Tech Stack
AWSAzureCloudGoogle Cloud PlatformGRPCPythonReact
About the role
- Design and develop robust, stateful, and scalable voice-first AI agents using Python, specifically optimized for real-time voice interactions, managing turn-taking, interruptions, and low-latency responses.
- Integrate best-in-class real-time Speech-to-Text (STT), Text-to-Speech (TTS), and Voice Activity Detection (VAD) services to create a seamless conversational flow.
- Connect voice agents with existing enterprise systems, databases, and third-party APIs to create powerful, end-to-end automated workflows initiated and managed through voice.
- Establish and own the Evals for voice agent performance and behavior and iterate over time to systematically improve performance, reliability, and the overall user experience.
- Build end-to-end conversational flows with reasoning, planning, and dynamic tool use — beyond pre-scripted voice experiences.
- Work cross-functionally with product managers, ML Scientists, and engineers to deeply understand user needs and voice interaction goals.
- Implement fallback, recovery, and error-handling strategies to deal with noisy audio input or speech recognition inaccuracies.
- Define and track voice-specific evaluation metrics (e.g., word error rate, latency, conversational naturalness).
- Develop observability tools and guardrails to monitor performance, ensure safety, and handle edge cases in spoken interactions.
- Document development, architecture decisions, and research findings to share knowledge across the team.
Requirements
- Strong experience building multi-step, tool-using agents (LangChain, Autogen).
- Familiar with prompt engineering, context management, and reasoning strategies like Chain-of-Thought and ReAct.
- Experience building low-latency, streaming voice applications.
- Expertise in integrating and managing real-time STT/TTS models and APIs.
- Proficient with techniques for Voice Activity Detection (VAD), noise suppression, and implementing robust barge-in/interruption logic.
- Experience with integrating third-party voice AI APIs, including Speech-to-Text (STT) and Text-to-Speech (TTS) services from providers like OpenAI, Deepgram, ElevenLabs, etc.
- Understanding of latency, timing, and streaming audio constraints.
- Comfortable connecting agents to external APIs, tools, databases in secure environments.
- Building RAG pipelines with vector stores, chunking strategies, and hybrid retrieval.
- Implementing and Using monitoring tools and evaluation frameworks (Braintrust) to score our AI Agents.
- Familiarity with techniques for prompt injection defense, guardrails (Rebuff, Guardrails AI), and failover logic.

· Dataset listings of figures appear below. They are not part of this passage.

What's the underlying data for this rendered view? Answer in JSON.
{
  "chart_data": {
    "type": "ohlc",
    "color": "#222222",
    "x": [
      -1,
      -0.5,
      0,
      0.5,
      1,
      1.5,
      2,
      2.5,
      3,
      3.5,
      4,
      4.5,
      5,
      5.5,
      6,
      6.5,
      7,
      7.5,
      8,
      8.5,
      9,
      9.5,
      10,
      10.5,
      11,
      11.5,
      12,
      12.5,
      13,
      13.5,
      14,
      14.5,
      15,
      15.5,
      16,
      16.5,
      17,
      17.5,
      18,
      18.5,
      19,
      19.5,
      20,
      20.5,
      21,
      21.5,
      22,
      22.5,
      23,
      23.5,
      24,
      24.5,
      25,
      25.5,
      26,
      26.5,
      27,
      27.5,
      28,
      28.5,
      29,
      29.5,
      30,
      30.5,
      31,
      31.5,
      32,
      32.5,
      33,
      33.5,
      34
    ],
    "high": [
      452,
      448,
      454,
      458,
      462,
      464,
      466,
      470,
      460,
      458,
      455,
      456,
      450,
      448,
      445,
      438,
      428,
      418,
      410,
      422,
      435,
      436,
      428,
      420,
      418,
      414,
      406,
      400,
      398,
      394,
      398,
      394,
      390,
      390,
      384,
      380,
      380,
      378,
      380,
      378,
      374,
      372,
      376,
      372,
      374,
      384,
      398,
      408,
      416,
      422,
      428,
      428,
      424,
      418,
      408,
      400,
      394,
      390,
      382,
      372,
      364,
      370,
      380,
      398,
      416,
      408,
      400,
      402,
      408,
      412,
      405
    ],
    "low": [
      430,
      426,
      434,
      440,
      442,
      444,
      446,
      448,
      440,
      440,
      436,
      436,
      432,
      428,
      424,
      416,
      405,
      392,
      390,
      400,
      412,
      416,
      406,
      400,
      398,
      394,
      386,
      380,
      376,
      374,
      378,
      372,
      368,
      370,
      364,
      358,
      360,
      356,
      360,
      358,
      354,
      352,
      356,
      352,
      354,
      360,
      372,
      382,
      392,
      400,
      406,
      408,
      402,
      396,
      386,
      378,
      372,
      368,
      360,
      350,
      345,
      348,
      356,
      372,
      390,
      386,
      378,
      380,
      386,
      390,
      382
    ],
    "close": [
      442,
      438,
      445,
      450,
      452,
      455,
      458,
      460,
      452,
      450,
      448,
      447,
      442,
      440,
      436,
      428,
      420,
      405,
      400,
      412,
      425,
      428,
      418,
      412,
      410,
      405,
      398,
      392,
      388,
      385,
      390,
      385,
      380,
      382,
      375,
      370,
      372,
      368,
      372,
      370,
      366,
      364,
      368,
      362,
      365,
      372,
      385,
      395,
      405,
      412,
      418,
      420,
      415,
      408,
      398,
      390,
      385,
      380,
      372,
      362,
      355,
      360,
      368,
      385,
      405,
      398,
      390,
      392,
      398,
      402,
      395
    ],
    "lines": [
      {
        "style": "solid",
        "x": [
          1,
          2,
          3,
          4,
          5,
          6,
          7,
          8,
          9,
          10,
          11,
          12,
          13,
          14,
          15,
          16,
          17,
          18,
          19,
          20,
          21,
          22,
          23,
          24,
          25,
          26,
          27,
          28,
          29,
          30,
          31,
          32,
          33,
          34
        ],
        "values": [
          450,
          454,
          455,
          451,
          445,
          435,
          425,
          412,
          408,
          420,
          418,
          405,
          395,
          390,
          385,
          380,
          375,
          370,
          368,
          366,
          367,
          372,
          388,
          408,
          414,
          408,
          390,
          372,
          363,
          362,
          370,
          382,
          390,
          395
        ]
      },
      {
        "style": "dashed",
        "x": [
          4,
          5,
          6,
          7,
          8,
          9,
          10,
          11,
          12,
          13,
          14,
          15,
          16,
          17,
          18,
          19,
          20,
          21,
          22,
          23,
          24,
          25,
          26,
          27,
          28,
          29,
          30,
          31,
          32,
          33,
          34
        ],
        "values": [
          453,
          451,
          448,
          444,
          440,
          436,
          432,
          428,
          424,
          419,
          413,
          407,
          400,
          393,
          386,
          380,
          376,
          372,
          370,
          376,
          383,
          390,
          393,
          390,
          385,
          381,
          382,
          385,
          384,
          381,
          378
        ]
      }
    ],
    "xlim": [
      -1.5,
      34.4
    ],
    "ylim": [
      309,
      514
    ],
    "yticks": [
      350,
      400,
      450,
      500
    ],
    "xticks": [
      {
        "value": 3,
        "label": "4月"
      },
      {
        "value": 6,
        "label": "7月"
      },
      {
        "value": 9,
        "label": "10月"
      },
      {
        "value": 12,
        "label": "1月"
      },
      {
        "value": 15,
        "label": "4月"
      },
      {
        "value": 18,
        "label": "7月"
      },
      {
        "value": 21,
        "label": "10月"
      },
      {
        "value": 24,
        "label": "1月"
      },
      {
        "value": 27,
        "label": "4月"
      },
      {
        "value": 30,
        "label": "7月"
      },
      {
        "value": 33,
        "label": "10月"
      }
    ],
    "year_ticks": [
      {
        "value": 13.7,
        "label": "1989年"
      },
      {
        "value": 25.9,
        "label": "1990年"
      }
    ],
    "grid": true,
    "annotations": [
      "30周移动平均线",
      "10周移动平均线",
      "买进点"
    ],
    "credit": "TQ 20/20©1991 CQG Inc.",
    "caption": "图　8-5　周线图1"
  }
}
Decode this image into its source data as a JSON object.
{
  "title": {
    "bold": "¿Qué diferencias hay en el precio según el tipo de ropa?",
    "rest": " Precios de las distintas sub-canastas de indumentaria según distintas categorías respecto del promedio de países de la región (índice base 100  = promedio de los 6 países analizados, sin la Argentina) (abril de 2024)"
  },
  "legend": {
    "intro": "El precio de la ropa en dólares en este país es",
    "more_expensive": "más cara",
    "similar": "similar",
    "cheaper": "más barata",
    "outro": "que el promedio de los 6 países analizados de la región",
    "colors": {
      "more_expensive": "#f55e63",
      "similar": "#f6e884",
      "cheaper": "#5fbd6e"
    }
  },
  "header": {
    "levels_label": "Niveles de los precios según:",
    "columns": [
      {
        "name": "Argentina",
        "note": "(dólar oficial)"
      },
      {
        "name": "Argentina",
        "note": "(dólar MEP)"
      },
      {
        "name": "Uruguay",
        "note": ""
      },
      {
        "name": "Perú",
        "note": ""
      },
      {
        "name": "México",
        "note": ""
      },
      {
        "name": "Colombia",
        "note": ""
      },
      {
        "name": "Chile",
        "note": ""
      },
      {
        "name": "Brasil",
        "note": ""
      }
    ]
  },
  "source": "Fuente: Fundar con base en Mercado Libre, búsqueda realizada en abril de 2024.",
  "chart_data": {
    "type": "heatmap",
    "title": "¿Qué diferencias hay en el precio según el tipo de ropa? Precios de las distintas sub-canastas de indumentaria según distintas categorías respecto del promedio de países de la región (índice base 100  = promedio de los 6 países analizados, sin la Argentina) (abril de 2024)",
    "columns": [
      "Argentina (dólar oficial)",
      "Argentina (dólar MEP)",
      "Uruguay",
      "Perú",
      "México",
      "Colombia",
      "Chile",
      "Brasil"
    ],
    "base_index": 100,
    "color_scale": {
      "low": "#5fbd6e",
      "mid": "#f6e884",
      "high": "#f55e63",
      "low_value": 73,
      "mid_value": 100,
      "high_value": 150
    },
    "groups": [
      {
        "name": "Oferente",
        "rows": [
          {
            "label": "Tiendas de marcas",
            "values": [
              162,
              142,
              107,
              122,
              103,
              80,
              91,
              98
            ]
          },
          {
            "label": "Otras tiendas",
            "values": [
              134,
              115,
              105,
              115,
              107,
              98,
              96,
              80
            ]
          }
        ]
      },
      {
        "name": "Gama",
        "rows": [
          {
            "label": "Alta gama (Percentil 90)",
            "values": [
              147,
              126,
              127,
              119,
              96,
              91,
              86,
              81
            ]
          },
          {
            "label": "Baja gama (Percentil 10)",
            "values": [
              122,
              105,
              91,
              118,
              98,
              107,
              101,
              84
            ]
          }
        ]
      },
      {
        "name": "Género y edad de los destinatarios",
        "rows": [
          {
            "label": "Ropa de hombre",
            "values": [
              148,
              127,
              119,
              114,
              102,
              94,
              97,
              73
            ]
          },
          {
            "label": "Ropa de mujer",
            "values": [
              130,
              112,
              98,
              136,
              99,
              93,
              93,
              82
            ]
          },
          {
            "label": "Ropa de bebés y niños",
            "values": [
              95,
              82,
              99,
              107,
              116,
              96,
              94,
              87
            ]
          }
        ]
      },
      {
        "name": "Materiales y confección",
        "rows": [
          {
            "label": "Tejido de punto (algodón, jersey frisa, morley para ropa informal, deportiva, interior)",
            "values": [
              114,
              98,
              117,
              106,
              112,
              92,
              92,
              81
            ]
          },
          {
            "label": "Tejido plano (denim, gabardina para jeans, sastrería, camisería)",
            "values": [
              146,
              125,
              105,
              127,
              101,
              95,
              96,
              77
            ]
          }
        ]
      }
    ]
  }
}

- Token budget and latency management experience using caching, model routing, etc.
- Expert in Python, FastAPI, and LLM SDKs.
- Experience deploying AI apps to cloud platforms (AWS, GCP, Azure) using CI/CD best practices.
- Nice-to-have: M.S. / Ph.D. in Computer Science, NLP, Machine Learning, or related field.
- Nice-to-have: Background in spoken dialogue systems or conversational UX design.
- Nice-to-have: Familiarity with real-time streaming architecture (e.g., WebRTC, gRPC, socket.io).
- Nice-to-have: Multilingual ASR/TTS pipeline experience.